In Uruguay si è delineata una situazione decisamente particolare. Se da un lato la produzione di carne e di latte sta andando molto bene, vi sono seri problemi di approvvigionamento idrico. Il governo di Montevideo ha infatti ripreso le esportazioni di carne verso il Messico, un’ottima notizia specialmente per il settore ovino, che era in flessione.

Juan Ignacio Buffa, vice ministro dell’Allevamento, dell’Agricoltura e della Pesca, ha commentato come ottima la notizia della riapertura del mercato messicano alla carne uruguayana, che era rimasto fermo da ben tre anni. Soltanto dopo la visita del Servizio nazionale di salute e sicurezza agroalimentare del Messico (SENASICA) in Uruguay, la procedura si è sbloccata.

Diversa ma ugualmente positiva è la situazione riguardante il latte. Da sempre l’Uruguay è uno dei maggiori produttori dell’intera America latina, arrivando addirittura a dei surplus nella produzione. Surplus che venivano smaltiti con la vendita sul mercato brasiliano, il quale tuttavia oggi può vantare una produzione interna sufficiente al suo fabbisogno. A tal riguardo Montevideo sta seriamente pensando di buttarsi sul mercato internazionale, magari con una riduzione dei prezzi. Poco allegra è invece la situazione dell’acqua.

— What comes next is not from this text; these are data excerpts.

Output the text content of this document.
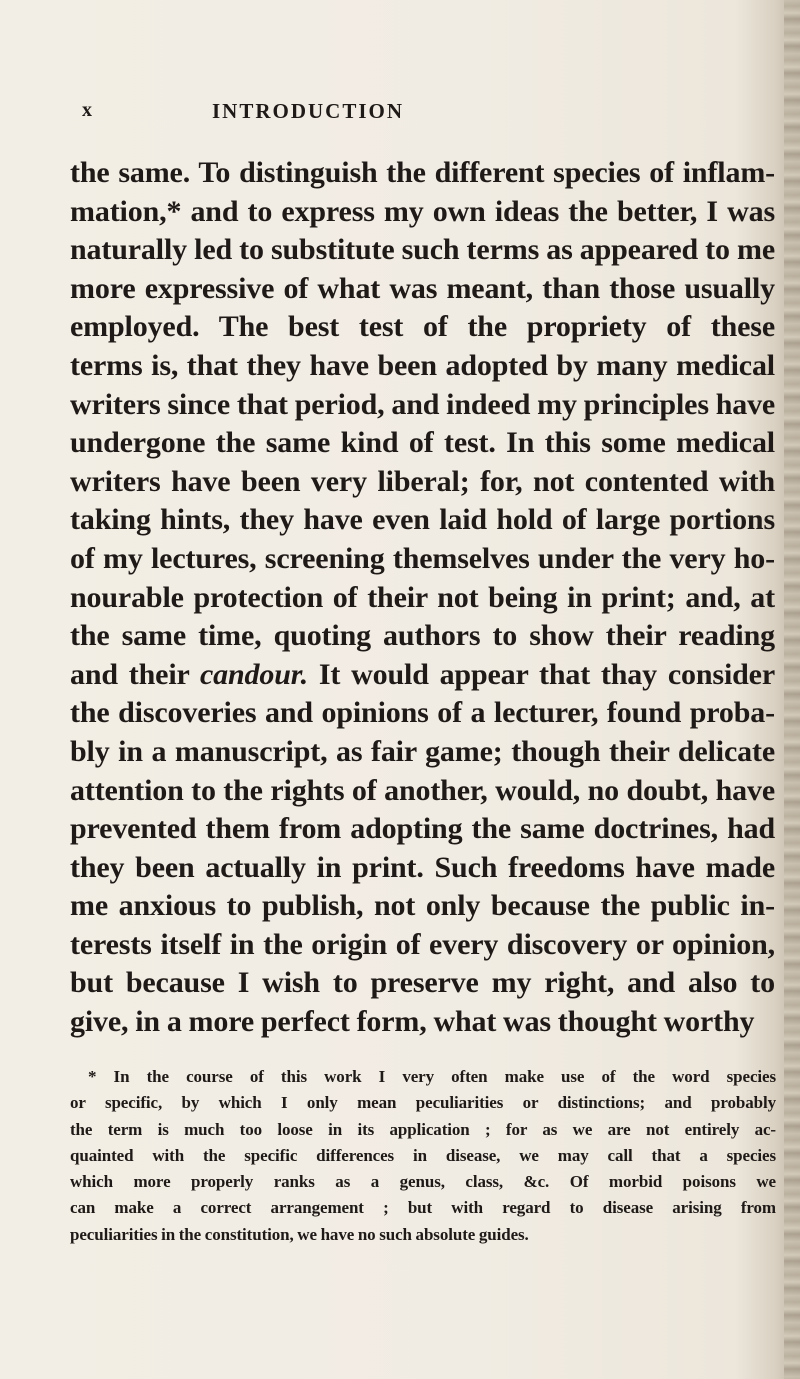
x	INTRODUCTION
the same. To distinguish the different species of inflam-
mation,* and to express my own ideas the better, I was
naturally led to substitute such terms as appeared to me
more expressive of what was meant, than those usually
employed. The best test of the propriety of these
terms is, that they have been adopted by many medical
writers since that period, and indeed my principles have
undergone the same kind of test. In this some medical
writers have been very liberal; for, not contented with
taking hints, they have even laid hold of large portions
of my lectures, screening themselves under the very ho-
nourable protection of their not being in print; and, at
the same time, quoting authors to show their reading
and their candour. It would appear that thay consider
the discoveries and opinions of a lecturer, found proba-
bly in a manuscript, as fair game; though their delicate
attention to the rights of another, would, no doubt, have
prevented them from adopting the same doctrines, had
they been actually in print. Such freedoms have made
me anxious to publish, not only because the public in-
terests itself in the origin of every discovery or opinion,
but because I wish to preserve my right, and also to
give, in a more perfect form, what was thought worthy
* In the course of this work I very often make use of the word species
or specific, by which I only mean peculiarities or distinctions; and probably
the term is much too loose in its application ; for as we are not entirely ac-
quainted with the specific differences in disease, we may call that a species
which more properly ranks as a genus, class, &c. Of morbid poisons we
can make a correct arrangement ; but with regard to disease arising from
peculiarities in the constitution, we have no such absolute guides.
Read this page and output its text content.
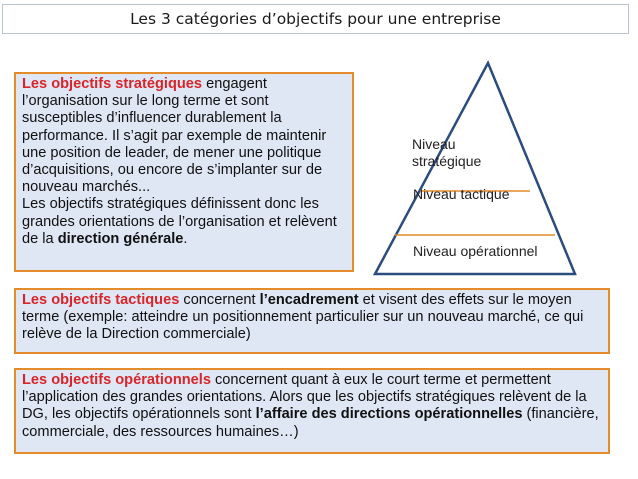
Les 3 catégories d’objectifs pour une entreprise
Les objectifs stratégiques engagent l’organisation sur le long terme et sont susceptibles d’influencer durablement la performance. Il s’agit par exemple de maintenir une position de leader, de mener une politique d’acquisitions, ou encore de s’implanter sur de nouveau marchés...
Les objectifs stratégiques définissent donc les grandes orientations de l’organisation et relèvent de la direction générale.
Niveau stratégique
Niveau tactique
Niveau opérationnel
Les objectifs tactiques concernent l’encadrement et visent des effets sur le moyen terme (exemple: atteindre un positionnement particulier sur un nouveau marché, ce qui relève de la Direction commerciale)
Les objectifs opérationnels concernent quant à eux le court terme et permettent l’application des grandes orientations. Alors que les objectifs stratégiques relèvent de la DG, les objectifs opérationnels sont l’affaire des directions opérationnelles (financière, commerciale, des ressources humaines…)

Nella capitale uruguayana circa metà della popolazione è costretta a bere acqua con un’eccessiva salinità. Le autorità hanno considerato necessario innalzare il limite di salinità per far apparire l’acqua sicura ai cittadini. Pare che ciò sia dovuto ai tre anni di siccità consecutivi patiti, che ha costretto gli impianti idrici a pescare sul fondo, maggiormente salino, del fiume Santa Lucia.

Curioso però che colossi dell’industria agroalimentare, causa leggi troppo permissive, riescano ad accaparrarsi l’uso dell’acqua pubblica di fatto privatizzandola e usandola per irrigazione e allevamenti. I critici gridano lo slogan “No es sequía, es saqueo” (Non è siccità, è saccheggio), ma la gente intanto è costretta a comprare acqua in bottiglia.